Santa moves quickly on Christmas Eve: normally distributed times for visits

Question

Here is a question from a recent exam I gave in a basic probability course--all dressed up for Christmas.

Even with all his magic, Santa has to move quickly on Christmas eve. He spends a brief (approximately normally distributed) amount of time at each house. At three quarters of the houses he can finish leaving toys within 76.75 seconds. Even more quickly, he can finish at a quarter of the houses within 63.25 seconds.
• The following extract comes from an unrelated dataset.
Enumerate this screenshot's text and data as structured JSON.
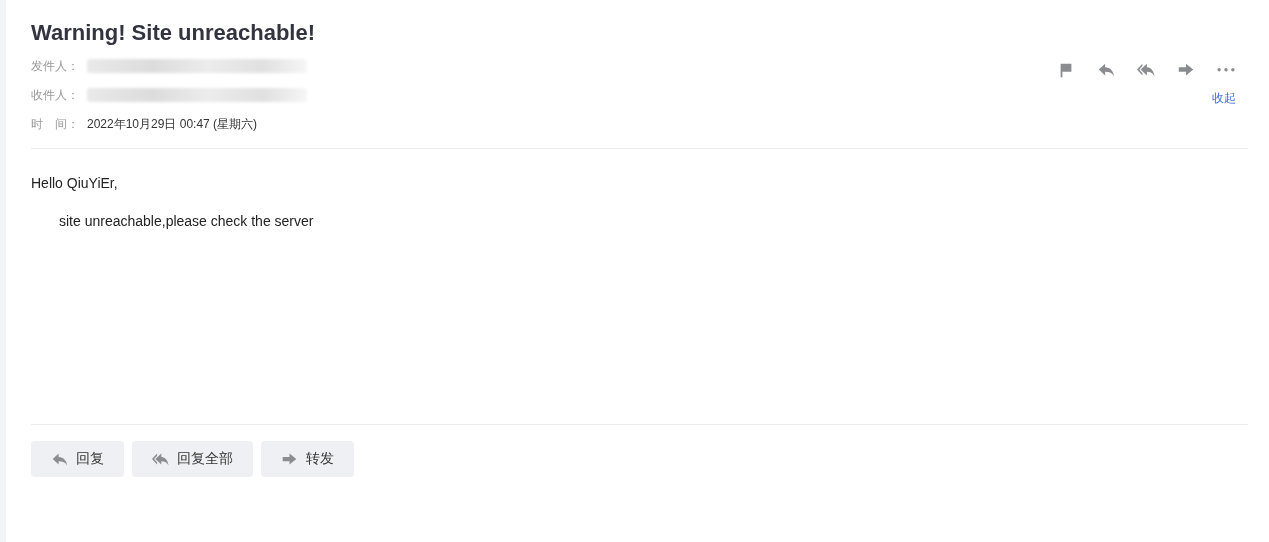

What is the probability he takes 60 seconds or less at a (randomly chosen) house.

Answer 1

BY the symmetry of the normal distribution, we conclude that $\mu=\frac{76.75+63.25}{2}=70$. In a freely available z table, we read off that $p=\frac14=0.2500$ corresponds to $z\approx -0.63745$. Hence $\sigma \approx \frac{63.25-70}{-0.63745}$ and the desired 60 seconds correspond to $z=\frac{60-70}{\sigma}\approx \frac{60-70}{63.25-70}\cdot(-0.63745)\approx -0.944$. For this z-value, we read off $$p\approx 0.1726.$$

Answer 2

Your software value of $0.159$ is correct. As already stated in the previous answer, we easily get $\mu=70$. For the calculation of $\sigma $, however, the correct value of $z $ that corresponds to $p=0.25$ is $-0.6745$. Thus, from

$$\sigma= \frac{63.25-70}{-0.6745} $$

we get $\sigma \approx 10.0074$. So, the value of $60 $ corresponds to a $z$ value of

$$ \frac{60-70}{10.0074} \approx 0.9993$$

which in turn gives, using printed tables or online $z$-to-$p $ conversion tools,

$$p \approx 0.1588$$

in accordance with your software calculations.